I am happy to review this paper, “Impact of Acute Kidney Injury on Outcomes of Hospitalizations for Heat Stroke in the United States”. Authors were to evaluate the risk factors and the association of acute kidney injury with treatments, complications, outcomes, and resource utilization in hospitalized patients for heat stroke. They found that acute kidney injury in heat stroke patients was associated with mortality and other complications. They suggest that baseline kidney dysfunction, obesity, male gender, congestive heart failure, young age, and African American race are factors associated with a higher risk of developing acute kidney injury. This is well written nice paper but I think some issues need to be resolved.

 

Response: We thank you for reviewing our manuscript and for your critical evaluation.

 

Comment #1

Need to adjust factors with the severity of heat stoke

 

It’s hard to understand that patients with elder, DM, hypertension, coronary artery disease, dyslipidemia are less associated with AKI in heat stroke. It will be discussed in the manuscript. Data about heat stroke severity such as duration, initial temperature, mental status, and initial hypotension need to be adjusted in multivariable analysis.

Response: We agree with your suggestion that we should have included severity of heat stroke in adjusting factors. Unfortunately, the data on severity of heat stroke was lacking in the database. The following statements have been included in the limitation section.

 

“We did not identify the subtype, severity, and duration of heat stroke, which could have resulted in different characteristics and outcomes.”

 

Of note, diabetes mellitus, hypertension, coronary artery disease and dyslipidemia were associated with less acute kidney injury only in univariate analysis but these factors were not significantly associated with acute kidney injury in the multivariate analysis.

 

Comment #2

Reliability of AKI code

 

I’m concern about the reliability of AKI such a long study period. In that period, physicians may be used the concept of acute renal failure and acute kidney injury. Moreover someone defined AKI by RIFLE, AKIN, or KDIGO.

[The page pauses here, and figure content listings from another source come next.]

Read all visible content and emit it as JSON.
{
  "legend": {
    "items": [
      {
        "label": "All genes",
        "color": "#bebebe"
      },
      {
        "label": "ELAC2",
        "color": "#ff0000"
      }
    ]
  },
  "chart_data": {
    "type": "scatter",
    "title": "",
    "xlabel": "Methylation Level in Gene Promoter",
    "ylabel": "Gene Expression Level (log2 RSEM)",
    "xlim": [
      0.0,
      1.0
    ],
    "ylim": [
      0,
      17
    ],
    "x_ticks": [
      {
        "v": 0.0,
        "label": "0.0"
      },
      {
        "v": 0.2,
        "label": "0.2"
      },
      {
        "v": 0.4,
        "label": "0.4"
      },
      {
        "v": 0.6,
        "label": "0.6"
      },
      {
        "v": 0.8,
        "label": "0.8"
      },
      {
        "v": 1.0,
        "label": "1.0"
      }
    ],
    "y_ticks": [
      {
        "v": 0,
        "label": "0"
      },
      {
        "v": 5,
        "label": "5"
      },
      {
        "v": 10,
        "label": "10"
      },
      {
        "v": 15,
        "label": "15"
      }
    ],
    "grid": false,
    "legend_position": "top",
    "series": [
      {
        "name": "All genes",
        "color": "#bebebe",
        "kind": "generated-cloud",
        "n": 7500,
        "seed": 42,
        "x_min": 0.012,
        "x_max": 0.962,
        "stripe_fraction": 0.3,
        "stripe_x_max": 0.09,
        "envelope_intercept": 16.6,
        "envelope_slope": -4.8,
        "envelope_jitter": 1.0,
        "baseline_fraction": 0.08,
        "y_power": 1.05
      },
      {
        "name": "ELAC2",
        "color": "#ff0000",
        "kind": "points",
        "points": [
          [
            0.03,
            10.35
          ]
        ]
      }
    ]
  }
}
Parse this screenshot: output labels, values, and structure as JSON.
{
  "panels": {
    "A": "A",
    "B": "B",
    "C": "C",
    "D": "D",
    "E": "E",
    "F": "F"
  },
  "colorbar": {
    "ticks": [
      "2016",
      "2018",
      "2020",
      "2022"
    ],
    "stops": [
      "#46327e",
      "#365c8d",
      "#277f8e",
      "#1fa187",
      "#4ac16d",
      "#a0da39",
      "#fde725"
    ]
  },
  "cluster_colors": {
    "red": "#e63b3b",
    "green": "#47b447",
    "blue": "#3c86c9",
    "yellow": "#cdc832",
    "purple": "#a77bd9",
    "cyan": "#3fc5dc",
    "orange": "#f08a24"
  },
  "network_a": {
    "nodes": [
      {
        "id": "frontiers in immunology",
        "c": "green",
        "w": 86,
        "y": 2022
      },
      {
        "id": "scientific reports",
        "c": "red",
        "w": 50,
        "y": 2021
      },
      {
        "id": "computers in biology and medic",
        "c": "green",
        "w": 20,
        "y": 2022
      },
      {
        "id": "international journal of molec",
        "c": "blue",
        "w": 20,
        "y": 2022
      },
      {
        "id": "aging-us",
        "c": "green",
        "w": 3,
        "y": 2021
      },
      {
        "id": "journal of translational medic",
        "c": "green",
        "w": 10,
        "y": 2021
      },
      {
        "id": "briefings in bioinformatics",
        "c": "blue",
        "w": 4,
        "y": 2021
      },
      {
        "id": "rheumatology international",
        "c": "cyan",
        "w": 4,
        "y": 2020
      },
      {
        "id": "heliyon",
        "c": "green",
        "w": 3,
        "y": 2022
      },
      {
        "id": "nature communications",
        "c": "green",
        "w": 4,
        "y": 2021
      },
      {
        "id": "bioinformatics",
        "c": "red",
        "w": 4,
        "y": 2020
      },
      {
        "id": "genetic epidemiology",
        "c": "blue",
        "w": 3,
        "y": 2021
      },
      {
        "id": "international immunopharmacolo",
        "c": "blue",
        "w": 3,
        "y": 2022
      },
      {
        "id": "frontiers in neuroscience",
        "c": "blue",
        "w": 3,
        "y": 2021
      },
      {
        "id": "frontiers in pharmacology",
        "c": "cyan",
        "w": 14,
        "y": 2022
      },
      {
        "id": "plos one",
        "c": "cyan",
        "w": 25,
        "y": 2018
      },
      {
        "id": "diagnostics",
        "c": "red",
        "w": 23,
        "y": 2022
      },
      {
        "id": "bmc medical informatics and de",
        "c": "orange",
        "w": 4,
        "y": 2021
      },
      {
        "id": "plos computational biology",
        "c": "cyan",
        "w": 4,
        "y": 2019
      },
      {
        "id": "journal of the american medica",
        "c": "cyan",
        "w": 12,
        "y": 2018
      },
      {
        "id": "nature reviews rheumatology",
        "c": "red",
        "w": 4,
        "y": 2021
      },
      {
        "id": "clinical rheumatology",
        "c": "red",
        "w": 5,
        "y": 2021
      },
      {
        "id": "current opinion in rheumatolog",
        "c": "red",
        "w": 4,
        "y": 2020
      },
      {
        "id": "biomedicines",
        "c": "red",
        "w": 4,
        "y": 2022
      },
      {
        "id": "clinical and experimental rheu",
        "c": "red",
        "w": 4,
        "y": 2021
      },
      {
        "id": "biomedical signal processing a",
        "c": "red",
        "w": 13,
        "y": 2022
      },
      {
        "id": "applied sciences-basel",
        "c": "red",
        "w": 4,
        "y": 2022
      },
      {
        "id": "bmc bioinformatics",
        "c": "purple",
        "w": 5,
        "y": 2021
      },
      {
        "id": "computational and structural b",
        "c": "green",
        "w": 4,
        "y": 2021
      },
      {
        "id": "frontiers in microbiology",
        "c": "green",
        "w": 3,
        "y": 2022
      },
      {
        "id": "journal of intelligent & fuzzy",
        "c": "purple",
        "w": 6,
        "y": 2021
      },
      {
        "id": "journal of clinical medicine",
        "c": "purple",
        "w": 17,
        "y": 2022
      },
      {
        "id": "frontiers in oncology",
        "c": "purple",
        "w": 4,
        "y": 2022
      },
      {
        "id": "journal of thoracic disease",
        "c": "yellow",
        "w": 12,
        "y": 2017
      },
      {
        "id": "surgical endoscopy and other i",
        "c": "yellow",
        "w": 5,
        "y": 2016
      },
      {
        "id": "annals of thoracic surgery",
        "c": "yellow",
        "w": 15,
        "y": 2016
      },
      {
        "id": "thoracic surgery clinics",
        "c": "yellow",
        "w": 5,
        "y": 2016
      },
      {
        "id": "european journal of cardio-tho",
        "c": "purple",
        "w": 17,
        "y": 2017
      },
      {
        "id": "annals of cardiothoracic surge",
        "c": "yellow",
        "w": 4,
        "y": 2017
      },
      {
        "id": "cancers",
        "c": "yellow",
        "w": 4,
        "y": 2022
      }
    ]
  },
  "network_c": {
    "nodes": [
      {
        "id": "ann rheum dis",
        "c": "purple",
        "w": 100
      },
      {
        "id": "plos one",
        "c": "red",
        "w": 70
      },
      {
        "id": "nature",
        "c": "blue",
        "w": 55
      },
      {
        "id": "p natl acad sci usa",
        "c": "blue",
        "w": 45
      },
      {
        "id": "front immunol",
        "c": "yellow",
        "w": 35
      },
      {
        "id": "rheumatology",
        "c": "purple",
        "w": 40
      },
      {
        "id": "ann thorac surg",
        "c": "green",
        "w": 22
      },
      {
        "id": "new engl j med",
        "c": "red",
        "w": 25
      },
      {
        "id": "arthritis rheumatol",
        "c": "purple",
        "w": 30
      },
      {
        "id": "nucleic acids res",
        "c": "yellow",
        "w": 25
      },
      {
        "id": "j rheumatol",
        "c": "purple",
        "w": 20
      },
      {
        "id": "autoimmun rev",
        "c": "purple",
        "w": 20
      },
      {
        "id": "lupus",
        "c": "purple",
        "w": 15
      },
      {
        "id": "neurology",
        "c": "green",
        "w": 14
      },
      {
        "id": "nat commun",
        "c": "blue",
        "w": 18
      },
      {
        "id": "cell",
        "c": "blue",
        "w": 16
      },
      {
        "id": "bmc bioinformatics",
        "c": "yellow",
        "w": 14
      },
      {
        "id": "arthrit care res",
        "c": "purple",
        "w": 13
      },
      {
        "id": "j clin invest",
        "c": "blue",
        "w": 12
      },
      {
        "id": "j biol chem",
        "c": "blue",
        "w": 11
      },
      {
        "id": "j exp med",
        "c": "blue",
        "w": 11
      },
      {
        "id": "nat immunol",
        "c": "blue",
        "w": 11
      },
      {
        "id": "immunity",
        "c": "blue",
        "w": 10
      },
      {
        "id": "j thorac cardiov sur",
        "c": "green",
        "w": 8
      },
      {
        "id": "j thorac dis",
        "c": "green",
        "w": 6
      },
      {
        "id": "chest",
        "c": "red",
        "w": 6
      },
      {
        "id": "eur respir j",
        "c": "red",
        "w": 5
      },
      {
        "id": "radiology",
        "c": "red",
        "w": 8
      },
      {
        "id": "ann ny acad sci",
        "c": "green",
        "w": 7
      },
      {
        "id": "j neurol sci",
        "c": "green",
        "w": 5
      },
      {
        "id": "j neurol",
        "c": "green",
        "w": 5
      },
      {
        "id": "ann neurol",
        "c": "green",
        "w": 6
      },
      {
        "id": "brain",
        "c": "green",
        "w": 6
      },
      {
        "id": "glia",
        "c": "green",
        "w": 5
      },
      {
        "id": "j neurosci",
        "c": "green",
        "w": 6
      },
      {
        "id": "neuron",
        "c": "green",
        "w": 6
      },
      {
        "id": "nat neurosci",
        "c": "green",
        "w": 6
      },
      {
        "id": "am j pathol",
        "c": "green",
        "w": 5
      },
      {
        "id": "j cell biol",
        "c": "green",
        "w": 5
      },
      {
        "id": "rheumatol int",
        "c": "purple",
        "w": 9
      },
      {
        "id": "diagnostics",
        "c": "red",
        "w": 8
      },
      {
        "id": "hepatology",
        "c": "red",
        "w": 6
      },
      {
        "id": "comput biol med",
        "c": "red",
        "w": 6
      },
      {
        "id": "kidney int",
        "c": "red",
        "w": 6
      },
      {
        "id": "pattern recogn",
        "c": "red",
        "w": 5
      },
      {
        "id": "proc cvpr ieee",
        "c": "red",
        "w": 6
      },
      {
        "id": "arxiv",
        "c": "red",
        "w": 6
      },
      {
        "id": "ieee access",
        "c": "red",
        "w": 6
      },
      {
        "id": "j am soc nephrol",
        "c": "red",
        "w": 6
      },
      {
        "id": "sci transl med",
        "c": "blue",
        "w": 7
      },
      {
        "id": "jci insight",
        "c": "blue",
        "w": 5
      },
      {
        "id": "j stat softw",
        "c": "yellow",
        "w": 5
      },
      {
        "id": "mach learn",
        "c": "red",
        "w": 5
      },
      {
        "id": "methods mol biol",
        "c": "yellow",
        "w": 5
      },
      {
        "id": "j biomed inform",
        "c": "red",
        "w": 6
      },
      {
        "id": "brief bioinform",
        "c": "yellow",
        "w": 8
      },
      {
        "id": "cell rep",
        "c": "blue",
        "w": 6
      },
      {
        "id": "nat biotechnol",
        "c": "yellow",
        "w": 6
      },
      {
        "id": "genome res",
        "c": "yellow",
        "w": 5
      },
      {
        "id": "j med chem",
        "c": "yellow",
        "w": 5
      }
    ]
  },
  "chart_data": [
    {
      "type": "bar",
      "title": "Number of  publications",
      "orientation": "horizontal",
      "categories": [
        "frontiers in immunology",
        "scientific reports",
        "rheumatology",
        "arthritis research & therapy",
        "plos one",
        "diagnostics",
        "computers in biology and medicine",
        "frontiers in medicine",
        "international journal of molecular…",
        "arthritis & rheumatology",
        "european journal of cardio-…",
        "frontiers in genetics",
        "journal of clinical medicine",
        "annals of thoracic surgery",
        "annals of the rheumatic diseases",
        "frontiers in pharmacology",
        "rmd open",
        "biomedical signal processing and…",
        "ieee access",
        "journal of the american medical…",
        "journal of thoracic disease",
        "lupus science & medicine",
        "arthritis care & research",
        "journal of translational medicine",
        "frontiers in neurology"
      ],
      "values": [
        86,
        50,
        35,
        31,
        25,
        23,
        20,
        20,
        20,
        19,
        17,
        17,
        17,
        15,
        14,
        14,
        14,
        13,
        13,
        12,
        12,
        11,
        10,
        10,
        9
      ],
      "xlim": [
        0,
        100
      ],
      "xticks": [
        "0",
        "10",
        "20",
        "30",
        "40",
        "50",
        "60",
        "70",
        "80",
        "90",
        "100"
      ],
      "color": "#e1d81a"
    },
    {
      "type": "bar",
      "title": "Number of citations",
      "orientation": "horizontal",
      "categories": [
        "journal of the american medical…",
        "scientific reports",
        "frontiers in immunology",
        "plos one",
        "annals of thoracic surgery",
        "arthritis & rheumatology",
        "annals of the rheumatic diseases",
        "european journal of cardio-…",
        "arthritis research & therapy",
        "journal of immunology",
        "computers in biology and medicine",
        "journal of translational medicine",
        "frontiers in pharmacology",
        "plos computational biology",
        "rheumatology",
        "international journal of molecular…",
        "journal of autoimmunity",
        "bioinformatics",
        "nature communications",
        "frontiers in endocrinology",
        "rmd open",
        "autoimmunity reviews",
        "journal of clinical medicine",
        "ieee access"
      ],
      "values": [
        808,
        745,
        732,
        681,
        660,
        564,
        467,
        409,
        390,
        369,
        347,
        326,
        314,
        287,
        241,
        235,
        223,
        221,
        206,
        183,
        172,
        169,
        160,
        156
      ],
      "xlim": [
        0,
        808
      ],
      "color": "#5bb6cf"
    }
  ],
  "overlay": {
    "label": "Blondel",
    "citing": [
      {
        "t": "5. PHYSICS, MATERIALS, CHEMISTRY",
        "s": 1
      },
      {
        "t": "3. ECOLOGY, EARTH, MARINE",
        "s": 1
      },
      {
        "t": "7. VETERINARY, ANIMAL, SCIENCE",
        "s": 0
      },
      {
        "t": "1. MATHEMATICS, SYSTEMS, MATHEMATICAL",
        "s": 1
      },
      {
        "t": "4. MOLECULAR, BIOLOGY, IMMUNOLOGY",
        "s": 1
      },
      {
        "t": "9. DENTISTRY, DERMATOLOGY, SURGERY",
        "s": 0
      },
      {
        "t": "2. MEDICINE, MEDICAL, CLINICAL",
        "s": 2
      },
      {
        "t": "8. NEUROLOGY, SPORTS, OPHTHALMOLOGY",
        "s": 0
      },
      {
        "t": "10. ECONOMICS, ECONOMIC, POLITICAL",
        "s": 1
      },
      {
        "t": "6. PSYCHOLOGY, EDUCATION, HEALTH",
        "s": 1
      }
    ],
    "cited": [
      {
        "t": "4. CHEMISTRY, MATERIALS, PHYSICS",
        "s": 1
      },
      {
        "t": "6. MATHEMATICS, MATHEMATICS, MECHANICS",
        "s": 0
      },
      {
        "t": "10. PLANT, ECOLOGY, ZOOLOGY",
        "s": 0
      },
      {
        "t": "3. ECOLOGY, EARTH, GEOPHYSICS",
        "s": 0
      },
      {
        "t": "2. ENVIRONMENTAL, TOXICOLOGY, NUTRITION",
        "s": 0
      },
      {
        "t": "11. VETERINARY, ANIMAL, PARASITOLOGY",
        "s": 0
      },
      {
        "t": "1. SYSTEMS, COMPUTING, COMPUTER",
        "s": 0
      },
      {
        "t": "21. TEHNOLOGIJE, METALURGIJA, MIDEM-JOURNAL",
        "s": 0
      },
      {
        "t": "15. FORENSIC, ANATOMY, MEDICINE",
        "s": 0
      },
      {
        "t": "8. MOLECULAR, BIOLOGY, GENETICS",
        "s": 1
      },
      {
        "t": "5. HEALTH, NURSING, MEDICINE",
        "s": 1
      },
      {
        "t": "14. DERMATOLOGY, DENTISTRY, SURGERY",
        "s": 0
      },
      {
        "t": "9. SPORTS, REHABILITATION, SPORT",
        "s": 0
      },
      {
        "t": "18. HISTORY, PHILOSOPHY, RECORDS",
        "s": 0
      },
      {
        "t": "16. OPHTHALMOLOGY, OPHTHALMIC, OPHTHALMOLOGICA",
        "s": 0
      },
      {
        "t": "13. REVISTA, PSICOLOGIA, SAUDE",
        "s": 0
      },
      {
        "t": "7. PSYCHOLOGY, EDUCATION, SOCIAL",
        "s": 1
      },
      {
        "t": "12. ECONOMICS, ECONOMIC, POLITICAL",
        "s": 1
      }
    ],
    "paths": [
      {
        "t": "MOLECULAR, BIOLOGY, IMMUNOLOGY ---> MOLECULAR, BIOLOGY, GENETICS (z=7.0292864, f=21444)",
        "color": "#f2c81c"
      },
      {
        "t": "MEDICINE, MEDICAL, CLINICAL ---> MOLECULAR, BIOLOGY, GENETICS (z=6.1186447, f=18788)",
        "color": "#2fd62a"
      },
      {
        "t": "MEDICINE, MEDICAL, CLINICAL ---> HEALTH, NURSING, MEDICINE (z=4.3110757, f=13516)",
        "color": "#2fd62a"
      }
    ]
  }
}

Response: The following statements have been included in the data collection section to describe the accuracy of AKI diagnosis based on ICD code

 

“The identification of acute kidney injury using ICD-9 diagnosis code has a specificity of 98% but a sensitivity of 17% and is likely to capture a more severe spectrum of acute kidney injury, compared with KDIGO serum creatinine-based criteria.”

 

The following statements have been added to the limitation to address the problem of the diagnosis of acute kidney injury based on ICD code.

 

“The diagnosis of acute kidney injury in this study was only based on ICD codes, and not on kidney function parameters (e.g. serum creatinine and urine output). The diagnosis of acute kidney injury on the basis of diagnosis code has low sensitivity and tends to miss mild acute kidney injury. In addition, it does not allow us to investigate the etiology, onset, severity, and diagnostic evaluation of acute kidney injury.”

 

Reference

 

Grams ME, Waikar SS, MacMahon B, Whelton S, Ballew SH, Coresh J: Performance and limitations of administrative data in the identification of AKI. Clin J Am Soc Nephrol, 9: 682-689, 2014

 

Waikar SS, Wald R, Chertow GM, Curhan GC, Winkelmayer WC, Liangos O, Sosa MA, Jaber BL: Validity of International Classification of Diseases, Ninth Revision, Clinical Modification Codes for Acute Renal Failure. J Am Soc Nephrol, 17: 1688-1694, 2006

 

Comment #3

The characteristics of patients with AKI requiring dialysis will be helpful information

Response: The reviewer raises important point. The following statements have been added to result

 

“Among 49 patients with dialysis-requiring acute kidney injury, the mean age was 40±16 years and 90% were male. 45% were Caucasian, 33% were African American, and 12% were Hispanic.”

 

We greatly appreciated the editor and reviewer’s time and comments to improve our manuscript.

 

Author Response File: Author Response.pdf

Round 2

Reviewer 2 Report

I have no further comments and congratulate on your research.